Hours later, guerrillas killed three policemen on patrol close to neighboring Samarra, and shot dead a member of the city’s governing council as well as his driver and bodyguard.
The attacks in the Sunni heartland, where loyalty to deposed dictator Saddam Hussein runs deep, were the latest targeting Iraq’s fledgling security forces and government officials in a bloody campaign to scare voters away from the polls.
A National Guard officer said the car bomb killed 25 soldiers on the way to their posts. Relatives wept over the men’s bodies at a local mosque. “My son, my son,” one man wailed as he clutched at a wooden coffin.
A civilian bystander also died in the blast.
US and Iraqi officials ushered in the new year with warnings of an expected spike in pre-election assaults by Sunni insurgents trying to drive out US-led forces and topple Iraq’s government.

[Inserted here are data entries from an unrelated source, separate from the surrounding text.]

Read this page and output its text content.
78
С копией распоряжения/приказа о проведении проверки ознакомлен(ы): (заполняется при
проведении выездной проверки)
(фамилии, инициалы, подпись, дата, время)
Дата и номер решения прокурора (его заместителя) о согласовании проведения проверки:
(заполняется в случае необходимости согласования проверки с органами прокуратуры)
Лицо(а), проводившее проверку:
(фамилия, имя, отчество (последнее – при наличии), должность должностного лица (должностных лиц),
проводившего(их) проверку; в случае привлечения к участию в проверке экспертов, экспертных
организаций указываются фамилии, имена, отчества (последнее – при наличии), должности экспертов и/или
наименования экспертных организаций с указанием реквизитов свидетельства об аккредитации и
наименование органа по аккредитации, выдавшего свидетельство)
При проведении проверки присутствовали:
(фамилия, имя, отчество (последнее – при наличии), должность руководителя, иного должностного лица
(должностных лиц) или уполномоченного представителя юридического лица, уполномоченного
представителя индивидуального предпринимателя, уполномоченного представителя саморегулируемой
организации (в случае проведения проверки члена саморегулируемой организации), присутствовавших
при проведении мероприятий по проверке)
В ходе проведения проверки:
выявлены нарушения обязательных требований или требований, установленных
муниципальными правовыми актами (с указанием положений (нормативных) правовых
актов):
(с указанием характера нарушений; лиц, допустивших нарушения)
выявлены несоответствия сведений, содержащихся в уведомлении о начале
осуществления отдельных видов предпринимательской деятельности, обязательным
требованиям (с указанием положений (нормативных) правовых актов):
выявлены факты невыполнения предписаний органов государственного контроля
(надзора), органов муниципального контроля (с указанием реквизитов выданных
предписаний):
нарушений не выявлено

“Those responsible for this attack ... are trying to prevent democracy in Iraq,” said Maj. Neal O’Brien, a military spokesman in Tikrit. “They will not be successful.”
But in a sign that the campaign of intimidation was having an effect, an election organizing committee in the northern Sunni city of Baiji quit en masse after receiving death threats.

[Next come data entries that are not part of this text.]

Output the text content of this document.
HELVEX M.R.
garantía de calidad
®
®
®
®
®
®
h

On Saturday, the Al-Qaeda Organization of Holy War in Iraq led by Abu Mussab Al-Zarqawi released a video of five Iraqi security men being shot dead in the street.
A statement posted on a website along with the video vowed that the group would “slaughter” other Iraqis it brands collaborators with foreign occupiers.

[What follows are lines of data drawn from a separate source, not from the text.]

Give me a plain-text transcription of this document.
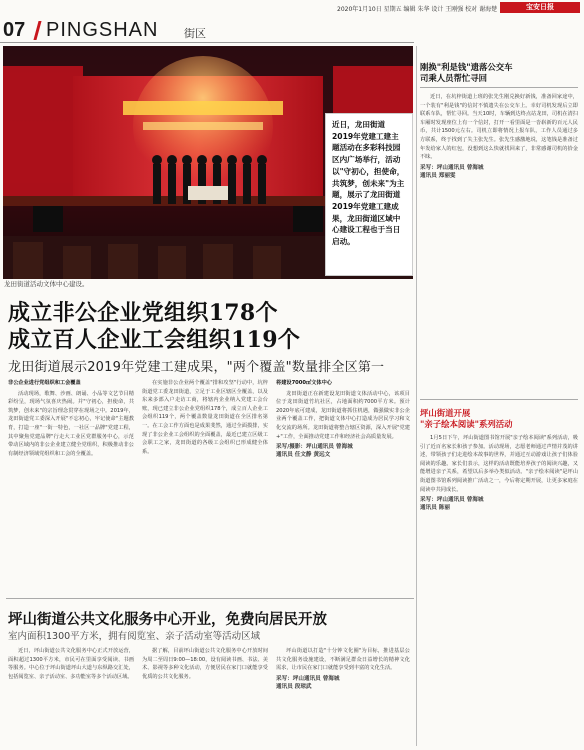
2020年1月10日 星期五 编辑 朱华 设计 王刚强 校对 谢海楚	宝安日报
07 PINGSHAN 街区
近日，龙田街道2019年党建工建主题活动在多彩科技园区内广场举行，活动以"守初心，担使命，共筑梦，创未来"为主题，展示了龙田街道2019年党建工建成果，龙田街道区域中心建设工程也于当日启动。
龙田街道活动文体中心建设。
成立非公企业党组织178个
成立百人企业工会组织119个
龙田街道展示2019年党建工建成果，"两个覆盖"数量排全区第一

非公企业进行党组织和工会覆盖

活动现场，歌舞、沙画、朗诵、小品等文艺节目精彩纷呈，现场气氛喜庆热闹。并"守初心，担使命，共筑梦，创未来"的宗旨理念贯穿在现场之中。2019年，龙田街道党工委深入开展"不忘初心，牢记使命"主题教育，打造一座"一街一特色，一社区一品牌"党建工程，其中聚焦党建品牌"行走大工业区党群服务中心，示范带动区域内的非公企业建立健全党组织，积极推动非公有制经济领域党组织和工会的全覆盖。

在实施非公企业两个覆盖"排和攻坚"行动中，坑梓街道党工委龙田街道，立足于工业区辖区全覆盖，以及东来多部入户走访工商，将辖内企业纳入党建工会台账，现已建立非公企业党组织178个，成立百人企业工会组织119个，两个覆盖数量龙田街道在全区排名第一。在工会工作方面也是成果斐然，通过全面摸排，实现了非公企业工会组织的全面覆盖，最近已建立区级工会职工之家，龙田街道的各级工会组织已形成健全体系。

将建设7000㎡文体中心

龙田街道正在新建设龙田街道文体活动中心，该项目位于龙田街道竹坑社区，占地面积约7000平方米。预计2020年底可建成，龙田街道将抓住机遇，做强做实非公企业两个覆盖工作，把街道文体中心打造成为居民学习和文化交流的场所。龙田街道将整合辖区资源，深入开展"党建+"工作，全面推动党建工作和经济社会高质量发展。

采写/摄影：坪山通讯员 曾海城
通讯员 任文静 黄远文

坪山街道公共文化服务中心开业，免费向居民开放
室内面积1300平方米，拥有阅览室、亲子活动室等活动区域

近日，坪山街道公共文化服务中心正式开放运营，面积超过1300平方米，市民可在里面享受阅读、书画等服务。中心位于坪山街道坪山大道与东纵路交汇处，包括阅览室、亲子活动室、多功能室等多个活动区域。

据了解，目前坪山街道公共文化服务中心开放时间为周二至周日9:00—18:00，设有阅读书画、书法、美术、影视等多种文化活动，方便居民在家门口就能享受优质的公共文化服务。

坪山街道以打造"十分钟文化圈"为目标，推进基层公共文化服务设施建设，不断满足群众日益增长的精神文化需求，让市民在家门口就能享受到丰富的文化生活。

采写：坪山通讯员 曾海城
通讯员 段琼武

刚换"利是钱"遗落公交车
司乘人员帮忙寻回

近日，在坑梓街道上班的张先生刚兑换好新钱，准备回家途中，一个装有"利是钱"的信封不慎遗失在公交车上。幸好司机发现后立即联系车队，帮忙寻回。当天10时，车辆到达终点站龙田，司机在清扫车厢时发现座位上有一个信封，打开一看里面是一沓崭新的百元人民币，共计1500元左右。司机立即将情况上报车队，工作人员通过多方联系，终于找到了失主张先生。张先生感激地说，这笔钱是准备过年发给家人的红包，没想到这么快就找回来了，非常感谢司机的拾金不昧。

采写：坪山通讯员 曾海城
通讯员 郑丽雯

坪山街道开展
"亲子绘本阅读"系列活动

1月5日下午，坪山街道图书馆开展"亲子绘本阅读"系列活动，吸引了近百名家长和孩子参加。活动现场，志愿老师通过声情并茂的讲述，带领孩子们走进绘本故事的世界，并通过互动游戏让孩子们体验阅读的乐趣。家长们表示，这样的活动既能培养孩子的阅读兴趣，又能增进亲子关系，希望以后多举办类似活动。"亲子绘本阅读"是坪山街道图书馆系列阅读推广活动之一，今后将定期开展，让更多家庭在阅读中共同成长。

采写：坪山通讯员 曾海城
通讯员 陈丽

Yesterday’s bombing was the deadliest suicide attack against Iraqi security services since mid-September, when at least 47 people were killed outside a Baghdad police station.
Guerrillas have killed hundreds of security force members since the US-led invasion in 2003. Many Iraqis wonder how police and National Guards will be able to protect voters at polling places when they can barely protect themselves.
Insurgents assassinated two local government officials for Diyala province, northeast of Baghdad, and an Iraqi police major outside his home in Baghdad on Saturday, signaling they would persist with their killing spree in the new year.
Zarqawi’s group claimed responsibility for one of the deaths, that of Nawfal Abdul-Hussein Al-Shimari, head of Diyala’s governing council.
Yesterday, insurgents ordered all municipal workers out of the main local government building in the town of Sharqat, near the volatile northern city of Mosul, and blew it up.
In the Al-Qaeda-linked group’s video, masked militants lined up five National Guardsmen, their hands bound behind their backs, and shot them from behind. Passers-by stopped to watch.
“To the families of civil defense forces, the National Guard and the police we tell you to say your final goodbyes to your sons before you send them to us. Our reward to your sons is slaughter,” a masked militant said in a statement. Five men in civilian clothes were found shot dead in Ramadi, capital of restive Anbar province, earlier this week. A note said they were security men killed by guerrilla fighters.